Many commentators have noted the Bush Administration’s apparent stinginess in the wake of the the tsunami by comparing the $35 million in government funds pledged for relief efforts to the estimated $40 million in public and private funds being spent for the upcoming inagural. But what if we compare it to another foreign relief effort; specifically a relief effort initiated and administered by the Bush team?

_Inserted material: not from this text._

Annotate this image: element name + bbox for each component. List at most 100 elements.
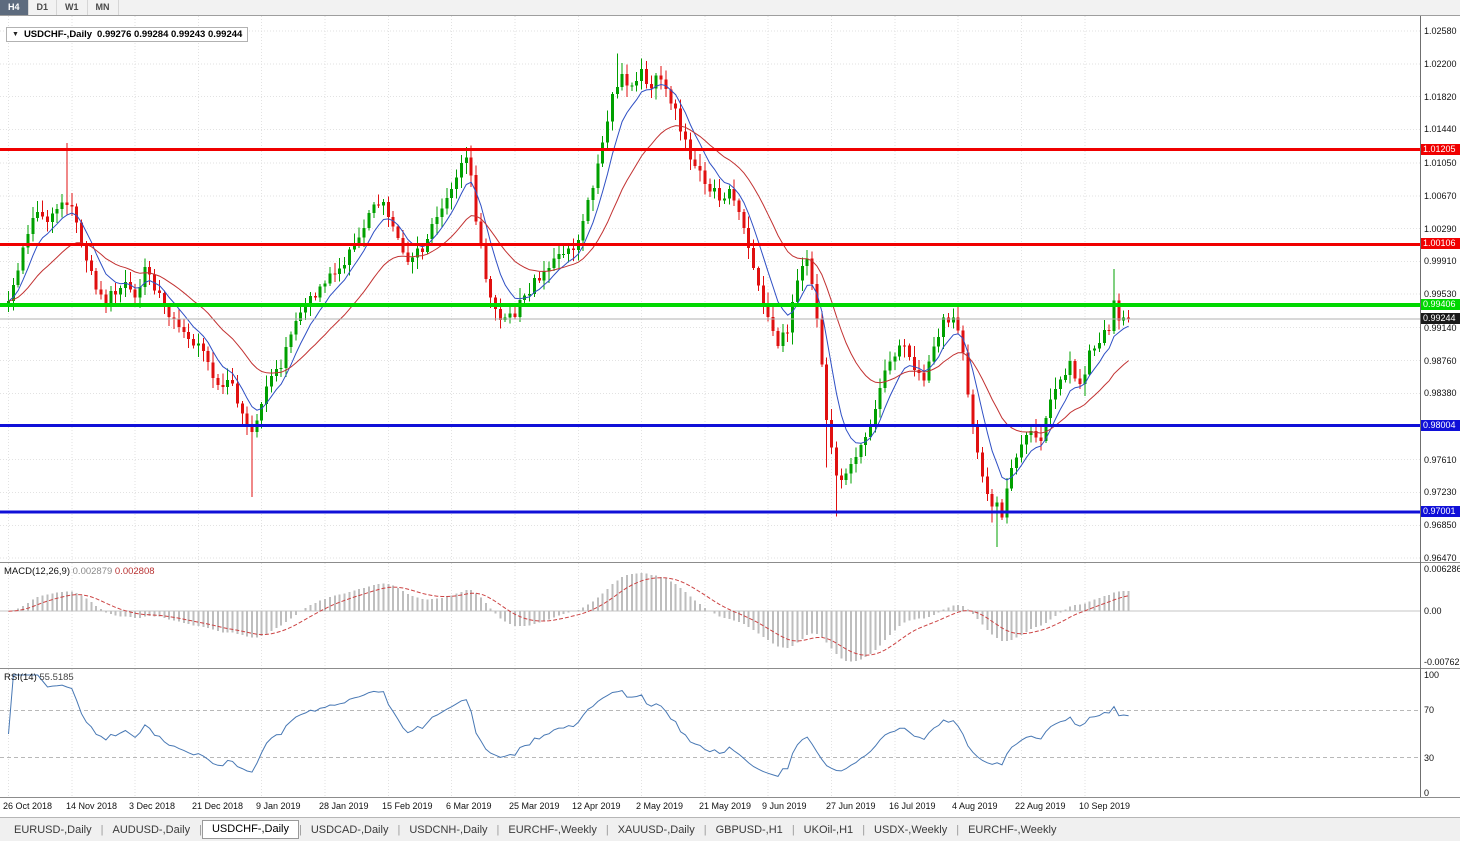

I’m speaking, of course, of the invasion of Iraq, which, since the WMDs apparently never existed, was a mission to free Iraq’s citizens of a “brutal man”, who vanished “hundreds of thousands of men and women and children” into the sands of Iraq (quotes from the 2004 State of the Union). That’s just about the only time you’ll hear an estimate of the number of Iraqis killed by Saddam from anyone in the administration. The Iran-Iraq war killed an estimated 1.5 million on both sides. The horrible, unarmed “human wave” attacks mounted against the Iraqis were the idea of the Iranians, but Saddam started the war and used poison gas, so let’s drop those at his feet, just to be on the cautious side. Add in Kuwaiti and Iraqi civilian and military casualties, an Israeli civilian killed by a Scud missile, plus coalition force losses during the Gulf War in 1991 — let’s say 200,000 to be on the high side. If you take “hundreds of thousands” to mean a million; add the Iran-Iraq 1.5 million, and the Gulf War casualties, then top it off, you have 3 million dead piled around Saddam’s feet. Compared with the 60,000 reported dead from the tsunami (a figure that’s still rising, of course) and that’s a 50:1 ratio between people Saddam could easily be blamed for killing and those dead from the tsunami. But we’re spending thousands of times more money in Iraq.
Spending on the Iraq war has reached $200 billion and is still rising. That’s about $67,000 for each of Saddam’s dead. The $35 million pledge of aid to the Indian Ocean countries affected by the tsunami comes to $583. We’re spending 115 times more per casualty (death) to do whatever we’re actually doing in Iraq (as well as killing approximately as many people as the tsunami did) than we’re offering for relief to Indonesia, Sri Lanka, and the other nations affected by the wave.